Doo Town is a Tasmanian holiday village within the locality of Eaglehawk Neck, near Port Arthur, where the house names contain “doo”.

History
Located 79 km southeast of country's capital Hobart, Doo Town was established in the 1830s as an unnamed timber station which eventually developed into a shack community. In 1935 a Hobart architect, Eric Round, placed the name plate Doo I 99 on his weekend shack. A neighbor, Charles Gibson, responded with a plate reading Doo Me, then Bill Eldrige with Doo Us. Eric Round's shack was later renamed Xanadu or Xanadoo.

The trend caught on and most of the homes have a plate that includes the name 'Doo'. Some shacks play on the theme, with 'do' and even 'du' variations.

House names
Af-2-Doo, Da Doo Ron Ron, Didgeri-Doo, Doo-All, Doo Come In, Doodle Doo, Doo Drop In, Doo For Now, Doo Fuck All, Doo I, Doo-ing it easy, Doo Luv It, Doo-Me, Doo Nix, Doo Not Disturb, Doo Nothing, Doo Often, Doo Us, Doo Us Too, Doo Write, Dr DooLittle, Gunnadoo, Humpty Doo, Just Doo It, Love Me Doo, Make Doo, Much-A-Doo, Rum Doo, Sheil Doo, This Will Doo, Thistle Doo Me, Wattle-I-Doo, Wee-Doo, Xanadu, Yabba Dabba Doo.

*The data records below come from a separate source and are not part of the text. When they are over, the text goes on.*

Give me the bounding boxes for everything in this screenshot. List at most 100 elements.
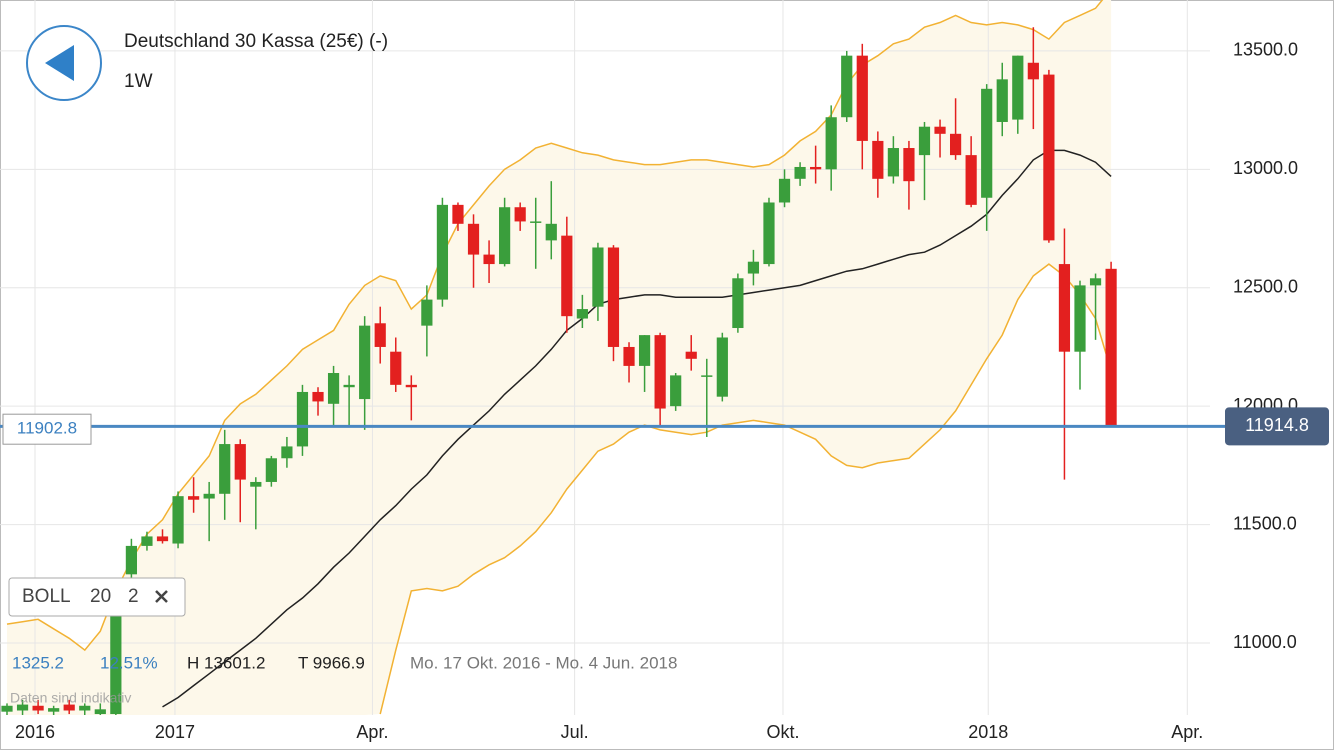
candle-body [1074,285,1086,352]
candle-body [576,309,588,319]
back-arrow[interactable] [45,45,74,81]
candle-body [172,496,184,544]
x-tick-label: 2017 [155,722,195,742]
candle-body [856,55,868,141]
candle-body [949,133,962,156]
candle-body [250,481,262,487]
band-line [379,263,1112,715]
y-tick-label: 13000.0 [1233,158,1298,178]
candle-body [934,126,946,134]
candle-body [234,444,246,480]
candle-body [638,335,651,366]
candle-body [421,299,433,326]
candle-body [94,709,106,715]
candle-body [203,493,215,499]
candle-body [981,88,993,198]
candle-body [265,458,277,482]
y-tick-label: 13500.0 [1233,40,1298,60]
candle-body [1,705,13,712]
indicator-tag[interactable]: BOLL 20 2 [8,577,186,617]
x-tick-label: 2016 [15,722,55,742]
candle-body [670,375,682,407]
info-range: Mo. 17 Okt. 2016 - Mo. 4 Jun. 2018 [410,653,677,672]
candle-body [1043,74,1055,241]
candle-body [48,708,60,712]
candle-body [1058,264,1071,352]
candle-body [732,278,744,329]
candle-body [607,247,620,347]
candle-body [841,55,853,118]
candle-body [110,586,122,715]
band-fill [6,0,1112,715]
candle-body [654,335,666,409]
candle-body [1012,55,1024,120]
candle-body [996,79,1008,122]
info-note: Daten sind indikativ [10,690,131,706]
candle-body [63,704,75,711]
candle-body [467,223,480,255]
y-tick-label: 12500.0 [1233,277,1298,297]
candle-body [281,446,293,459]
candle-body [918,126,931,156]
candle-body [296,391,309,447]
candle-body [701,375,713,377]
x-tick-label: Okt. [766,722,799,742]
candle-body [327,373,340,404]
price-label: 11914.8 [1245,415,1309,435]
indicator-close[interactable] [155,590,168,603]
candle-body [499,207,511,265]
title: Deutschland 30 Kassa (25€) (-) [124,31,388,52]
candle-body [716,337,728,397]
info-change: 1325.2 [12,653,64,672]
candle-body [125,545,138,575]
candle-body [778,178,791,203]
candle-body [219,444,231,494]
candle-body [32,705,44,711]
candle-body [390,351,402,385]
indicator-deviation: 2 [128,586,139,607]
candle-body [156,536,169,542]
interval: 1W [124,71,153,92]
indicator-name: BOLL [22,586,71,607]
indicator-period: 20 [90,586,111,607]
candle-body [343,384,355,388]
candle-body [405,384,417,388]
candle-body [436,204,449,300]
indicator-box[interactable] [8,577,186,617]
candle-body [887,148,899,177]
candle-body [530,221,542,223]
candle-body [810,166,822,170]
candle-body [545,223,557,241]
crosshair-label-box [2,413,92,445]
x-tick-label: Apr. [356,722,388,742]
back-button[interactable] [26,25,102,101]
candle-body [141,536,153,546]
candle-body [747,261,760,274]
price-label-box [1225,407,1329,446]
candle-body [965,155,977,205]
x-tick-label: 2018 [968,722,1008,742]
candle-body [1089,278,1102,286]
candle-body [514,207,526,222]
candle-body [794,166,806,179]
candle-body [623,346,635,366]
band-line [6,0,1104,652]
candle-body [312,391,324,402]
candle-body [188,496,200,500]
y-tick-label: 11000.0 [1233,632,1297,652]
crosshair-label: 11902.8 [17,419,77,438]
plot-area [0,0,1210,715]
x-tick-label: Jul. [561,722,589,742]
candle-body [903,148,915,182]
candle-body [763,202,775,265]
info-high: H 13601.2 [187,653,265,672]
candle-body [79,705,91,711]
candle-body [483,254,495,265]
candle-body [825,117,837,170]
candle-body [1027,62,1039,80]
candle-body [452,204,464,224]
candle-body [1105,268,1117,427]
info-low: T 9966.9 [298,653,365,672]
candle-body [16,704,29,711]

Interestingly, the list does not yet contain the names Doo Hast or Scooby-Doo.

The one non-conforming house has a plate that reads Medhurst.

In popular culture
In 2004, Off Planet Films made a pilot for a television cartoon series set in and named after the Tasmanian town, the cartoon portrayed a "backwater" town full of dodgy characters, rednecks, aliens, strip-clubs and gratuitous nudity.